Jul. 14—The Brunswick City Council on Tuesday unanimously agreed to form a committee to consider a community center for the city.
Residents came to the last two meetings to voice their support for a new center and encourage the council to take action.
"The committee is a very good way to get started, so that we can really get some facts and information," Councilwoman Angel White said. "Where? How much? What are we looking at? And go from there."
The committee, Brunswick Mayor Nathan Brown said, will dive into the needs of the residents and maybe later look into cost and location.
Longtime community center advocate and Brunswick resident Bob Ward met with Brown on Wednesday afternoon to discuss big-picture ideas of what the committee would look like.
In an interview, Bob Ward said he's been talking to Brunswick mayors for a new community center since 1974. He said he was happy there is movement on the idea.
"It's something that needs to be done. I mean, it's way overdue for Brunswick," Ward said.
During Tuesday night's meeting, Ward choked up as he talked about a friend and fellow community center supporter, Kim Doyle, who died Monday night. Ward urged council members to do something for people who have been working toward the idea of a community center for years.
Currently, the city only has the City Park Building on East Potomac Street for many of the community's needs, Brown said. However, the space is small and not good for some of the activities residents would like, he said.
The new Brunswick Elementary School scheduled to open in the fall of 2023 will also have a public component through Frederick County's Parks and Recreation Program, in which people can rent out the school's gymnasium and meeting rooms, Brown said.
For Councilman Brian Sandusky, a big question for a committee to answer is whether a new building is needed or whether the city can renovate an older building.
"That's a huge, big difference," Sandusky said.
Prior to Tuesday's vote, many residents supported the idea of a new community center. Some came to the last council meeting in June, reiterating their support, while others were new voices.
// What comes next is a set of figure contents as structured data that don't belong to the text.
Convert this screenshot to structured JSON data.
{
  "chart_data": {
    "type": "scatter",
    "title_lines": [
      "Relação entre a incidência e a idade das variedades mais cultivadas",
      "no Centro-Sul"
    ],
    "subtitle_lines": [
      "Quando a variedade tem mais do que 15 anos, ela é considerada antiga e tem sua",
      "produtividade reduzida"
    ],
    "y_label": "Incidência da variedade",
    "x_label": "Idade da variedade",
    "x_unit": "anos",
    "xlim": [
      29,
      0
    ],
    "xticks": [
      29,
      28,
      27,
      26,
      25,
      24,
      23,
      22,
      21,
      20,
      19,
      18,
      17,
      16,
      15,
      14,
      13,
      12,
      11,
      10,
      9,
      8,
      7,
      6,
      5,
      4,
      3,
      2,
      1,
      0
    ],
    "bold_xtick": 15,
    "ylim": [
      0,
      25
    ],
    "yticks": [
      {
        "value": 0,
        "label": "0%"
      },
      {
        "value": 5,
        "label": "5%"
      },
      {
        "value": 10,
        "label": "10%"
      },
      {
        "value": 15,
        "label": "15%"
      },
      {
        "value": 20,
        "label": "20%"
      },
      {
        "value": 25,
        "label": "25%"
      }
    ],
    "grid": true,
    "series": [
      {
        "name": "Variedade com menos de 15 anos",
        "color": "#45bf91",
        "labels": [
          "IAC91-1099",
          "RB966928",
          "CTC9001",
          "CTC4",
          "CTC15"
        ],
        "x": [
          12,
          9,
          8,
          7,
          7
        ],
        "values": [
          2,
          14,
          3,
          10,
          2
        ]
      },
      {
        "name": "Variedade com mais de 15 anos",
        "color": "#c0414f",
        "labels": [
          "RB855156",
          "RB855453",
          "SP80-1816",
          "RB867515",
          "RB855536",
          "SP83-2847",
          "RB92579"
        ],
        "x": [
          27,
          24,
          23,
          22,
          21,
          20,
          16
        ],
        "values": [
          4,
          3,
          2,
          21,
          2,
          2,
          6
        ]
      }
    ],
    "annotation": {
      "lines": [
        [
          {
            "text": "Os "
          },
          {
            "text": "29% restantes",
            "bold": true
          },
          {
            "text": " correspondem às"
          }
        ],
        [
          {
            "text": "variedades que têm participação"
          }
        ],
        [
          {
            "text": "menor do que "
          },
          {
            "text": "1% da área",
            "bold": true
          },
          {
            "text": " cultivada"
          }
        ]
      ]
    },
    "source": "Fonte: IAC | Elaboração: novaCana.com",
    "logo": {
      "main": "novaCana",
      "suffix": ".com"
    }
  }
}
Tim Wilson, a Brunswick resident of 44 years, went up to the lectern during Tuesday'smeeting and told the mayor and council of a vision he had.
It was a new community center, a few years in the future, with a bronze plaque hanging inside. The names of the current council were engraved on the plaque. Wilson moved away from the lectern, and faced the council. He read out loud each of their names.
"Think about it, guys and gals. All of your names etched in bronze, for posterity, for future generations to read," he said.
Kari McDaniel, a Frederick County Public Schools teacher working in Frederick, said it's challenging to drive back and forth between Brunswick and Frederick for work and to get her kids to their respective activities. A local place to host activities would ease that, she said.
"It's a lot to juggle," she said. "... The development of a recreation center here would ... open up more recreational options for them and provide them with more enrichment closer to home."
Lee Zumbach, Brunswick Area Recreation Council's treasurer, said the city needs a new center with plenty of space for recreational activities and sports such as volleyball and pickleball for people of all ages.
He said it should have rooms for community groups to meet, which are greatly needed.
"Brunswick is now this small city, big town, so it's long overdue that these facilities get built for our citizens," he said.